Lessons From Obesity Research

When preferences are irrelevant

Posted Aug 12, 2012

I was at the American Psychological Association’s annual meeting last weekend, where there was a solid schedule of programming related to environmental issues: papers examining ways of promoting more sustainable behavior, factors affecting the perception of climate change, and the emotional consequences of environmental disasters. A presentation I found particularly thought-provoking, though, was on an entirely different topic: obesity. Kelly Brownell of Yale University, a widely-known and respected expert, described why obesity should be considered a public health challenge rather than just an individual matter.

Although this may seem like a far cry from environmental topics, Dr. Brownell had some very relevant things to say about the way in which situational context structures behavioral choices. Plate size and portion size, which have both grown in recent decades, determine how much people eat.

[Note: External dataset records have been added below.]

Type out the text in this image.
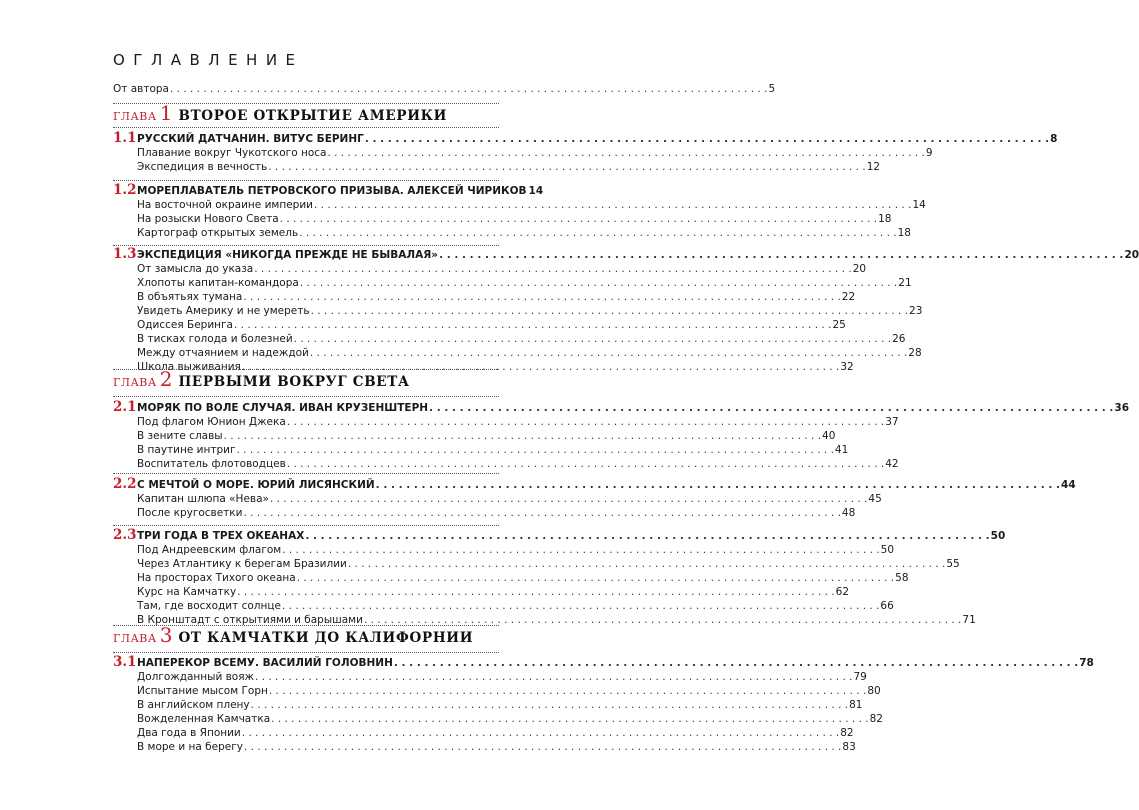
ОГЛАВЛЕНИЕ
От автора . . .	5
ГЛАВА 1 ВТОРОЕ ОТКРЫТИЕ АМЕРИКИ
1.1 РУССКИЙ ДАТЧАНИН. ВИТУС БЕРИНГ . . .	8
Плавание вокруг Чукотского носа . . .	9
Экспедиция в вечность . . .	12
1.2 МОРЕПЛАВАТЕЛЬ ПЕТРОВСКОГО ПРИЗЫВА. АЛЕКСЕЙ ЧИРИКОВ 14
На восточной окраине империи . . .	14
На розыски Нового Света . . .	18
Картограф открытых земель . . .	18
1.3 ЭКСПЕДИЦИЯ «НИКОГДА ПРЕЖДЕ НЕ БЫВАЛАЯ» . . .	20
От замысла до указа . . .	20
Хлопоты капитан-командора . . .	21
В объятьях тумана . . .	22
Увидеть Америку и не умереть . . .	23
Одиссея Беринга . . .	25
В тисках голода и болезней . . .	26
Между отчаянием и надеждой . . .	28
Школа выживания . . .	32
ГЛАВА 2 ПЕРВЫМИ ВОКРУГ СВЕТА
2.1 МОРЯК ПО ВОЛЕ СЛУЧАЯ. ИВАН КРУЗЕНШТЕРН . . .	36
Под флагом Юнион Джека . . .	37
В зените славы . . .	40
В паутине интриг . . .	41
Воспитатель флотоводцев . . .	42
2.2 С МЕЧТОЙ О МОРЕ. ЮРИЙ ЛИСЯНСКИЙ . . .	44
Капитан шлюпа «Нева» . . .	45
После кругосветки . . .	48
2.3 ТРИ ГОДА В ТРЕХ ОКЕАНАХ . . .	50
Под Андреевским флагом . . .	50
Через Атлантику к берегам Бразилии . . .	55
На просторах Тихого океана . . .	58
Курс на Камчатку . . .	62
Там, где восходит солнце . . .	66
В Кронштадт с открытиями и барышами . . .	71
ГЛАВА 3 ОТ КАМЧАТКИ ДО КАЛИФОРНИИ
3.1 НАПЕРЕКОР ВСЕМУ. ВАСИЛИЙ ГОЛОВНИН . . .	78
Долгожданный вояж . . .	79
Испытание мысом Горн . . .	80
В английском плену . . .	81
Вожделенная Камчатка . . .	82
Два года в Японии . . .	82
В море и на берегу . . .	83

Social cues encourage people to eat more often (Taco Bell is currently promoting a “fourth meal"). So to address obesity, the primary focus should not be on increasing individual willpower, but on changing situational contingencies. For example, replace what behavioral economists call the “defaults.” The default “side” with your sandwich could be fruit or salad instead of chips or cookies; you could still order chips, but you would have to actively request them. Research has shown that such changes have a powerful impact on behavioral choices. 

I saw several connections between this and environmentalism. For one thing, mindless consumption is bad for the planet as well as for your waistline (or wallet). More generally, many of our unsustainable behaviors are not things that we deliberately choose, but merely default options. How many of us have been frustrated by clerks who insist on giving us plastic bags that we don’t want? How often have we driven from place to place, not because we were unwilling to walk, but because everyone else was driving or because the facilities discouraged pedestrian traffic? Replacing these contingencies with more optimal defaults could hugely reduce our environmental impact without constraining individual choice.

A third relevant message from Brownell’s talk was found in his title, referencing the courage to change. He was describing not just the courage of individuals, but also the courage of psychologists to get involved in public policy. Despite all the research that demonstrates the power of situations, psychologists are still more comfortable focusing on individual behavior change than advocating changes in policy. But some problems are too big for that approach.

Sometimes our approach to sustainability reminds me of that old joke about therapists: "How many therapists does it take to change a lightbulb? Only one, but the lightbulb has to really want to change." We overemphasize what people want to do. We need to think about what they do regardless of what they want, simply because the situation encourages it.